When I was a kid I wanted to be an archaeologist when I grew up. I loved the idea of uncovering lost civilizations and the items of their everyday life. As an 11 year old I gazed in wonder at the treasures excavated from Egypt on display at the Metropolitan Museum of Art in New York City. While I found the mummies unsettling, I did like the jewelry.
In high school I passed on the opportunity to go to camp in Eastern Oregon on fossil digs. That part of the state gets sizzling hot and the reward of rock held insect specimens held no appeal. But well through my teens I harbored a secret desire to travel to some exotic place and dig. Needless to say, that never happened.
In college I became seriously ill my senior year and was unable to complete the optional thesis project in my field. I had a lingering sadness about never having had the chance to spend countless hours in the Harvard library stacks acquiring arcane knowledge to bolster some original idea about poetry between the world wars.

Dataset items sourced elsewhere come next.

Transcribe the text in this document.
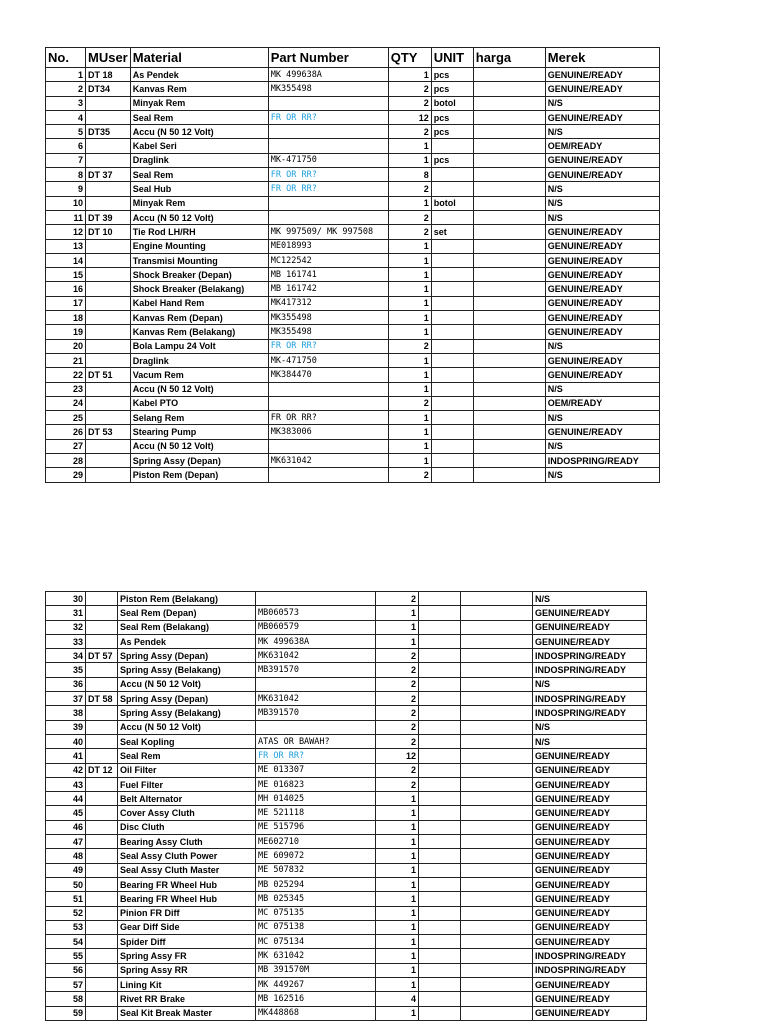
No.	MUser	Material	Part Number	QTY	UNIT	harga	Merek
1	DT 18	As Pendek	MK 499638A	1	pcs		GENUINE/READY
2	DT34	Kanvas Rem	MK355498	2	pcs		GENUINE/READY
3		Minyak Rem		2	botol		N/S
4		Seal Rem	FR OR RR?	12	pcs		GENUINE/READY
5	DT35	Accu (N 50 12 Volt)		2	pcs		N/S
6		Kabel Seri		1			OEM/READY
7		Draglink	MK-471750	1	pcs		GENUINE/READY
8	DT 37	Seal Rem	FR OR RR?	8			GENUINE/READY
9		Seal Hub	FR OR RR?	2			N/S
10		Minyak Rem		1	botol		N/S
11	DT 39	Accu (N 50 12 Volt)		2			N/S
12	DT 10	Tie Rod LH/RH	MK 997509/ MK 997508	2	set		GENUINE/READY
13		Engine Mounting	ME018993	1			GENUINE/READY
14		Transmisi Mounting	MC122542	1			GENUINE/READY
15		Shock Breaker (Depan)	MB 161741	1			GENUINE/READY
16		Shock Breaker (Belakang)	MB 161742	1			GENUINE/READY
17		Kabel Hand Rem	MK417312	1			GENUINE/READY
18		Kanvas Rem (Depan)	MK355498	1			GENUINE/READY
19		Kanvas Rem (Belakang)	MK355498	1			GENUINE/READY
20		Bola Lampu 24 Volt	FR OR RR?	2			N/S
21		Draglink	MK-471750	1			GENUINE/READY
22	DT 51	Vacum Rem	MK384470	1			GENUINE/READY
23		Accu (N 50 12 Volt)		1			N/S
24		Kabel PTO		2			OEM/READY
25		Selang Rem	FR OR RR?	1			N/S
26	DT 53	Stearing Pump	MK383006	1			GENUINE/READY
27		Accu (N 50 12 Volt)		1			N/S
28		Spring Assy (Depan)	MK631042	1			INDOSPRING/READY
29		Piston Rem (Depan)		2			N/S
30		Piston Rem (Belakang)		2			N/S
31		Seal Rem (Depan)	MB060573	1			GENUINE/READY
32		Seal Rem (Belakang)	MB060579	1			GENUINE/READY
33		As Pendek	MK 499638A	1			GENUINE/READY
34	DT 57	Spring Assy (Depan)	MK631042	2			INDOSPRING/READY
35		Spring Assy (Belakang)	MB391570	2			INDOSPRING/READY
36		Accu (N 50 12 Volt)		2			N/S
37	DT 58	Spring Assy (Depan)	MK631042	2			INDOSPRING/READY
38		Spring Assy (Belakang)	MB391570	2			INDOSPRING/READY
39		Accu (N 50 12 Volt)		2			N/S
40		Seal Kopling	ATAS OR BAWAH?	2			N/S
41		Seal Rem	FR OR RR?	12			GENUINE/READY
42	DT 12	Oil Filter	ME 013307	2			GENUINE/READY
43		Fuel Filter	ME 016823	2			GENUINE/READY
44		Belt Alternator	MH 014025	1			GENUINE/READY
45		Cover Assy Cluth	ME 521118	1			GENUINE/READY
46		Disc Cluth	ME 515796	1			GENUINE/READY
47		Bearing Assy Cluth	ME602710	1			GENUINE/READY
48		Seal Assy Cluth Power	ME 609072	1			GENUINE/READY
49		Seal Assy Cluth Master	ME 507832	1			GENUINE/READY
50		Bearing FR Wheel Hub	MB 025294	1			GENUINE/READY
51		Bearing FR Wheel Hub	MB 025345	1			GENUINE/READY
52		Pinion FR Diff	MC 075135	1			GENUINE/READY
53		Gear Diff Side	MC 075138	1			GENUINE/READY
54		Spider Diff	MC 075134	1			GENUINE/READY
55		Spring Assy FR	MK 631042	1			INDOSPRING/READY
56		Spring Assy RR	MB 391570M	1			INDOSPRING/READY
57		Lining Kit	MK 449267	1			GENUINE/READY
58		Rivet RR Brake	MB 162516	4			GENUINE/READY
59		Seal Kit Break Master	MK448868	1			GENUINE/READY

Now, however, I find that doing this work with Lucy Durham seems to be satisfying both previously abandoned passions. Working as an archaeologist I am uncovering things long tucked away in files and on microfilm. As an avid researcher I am able to peruse academic journals at my leisure, enjoying such titles as She Hath Done What She Could: Protestant Women’s Missionary Careers in Nineteenth-Century America.
It turns out it is never too late to have dreams come true!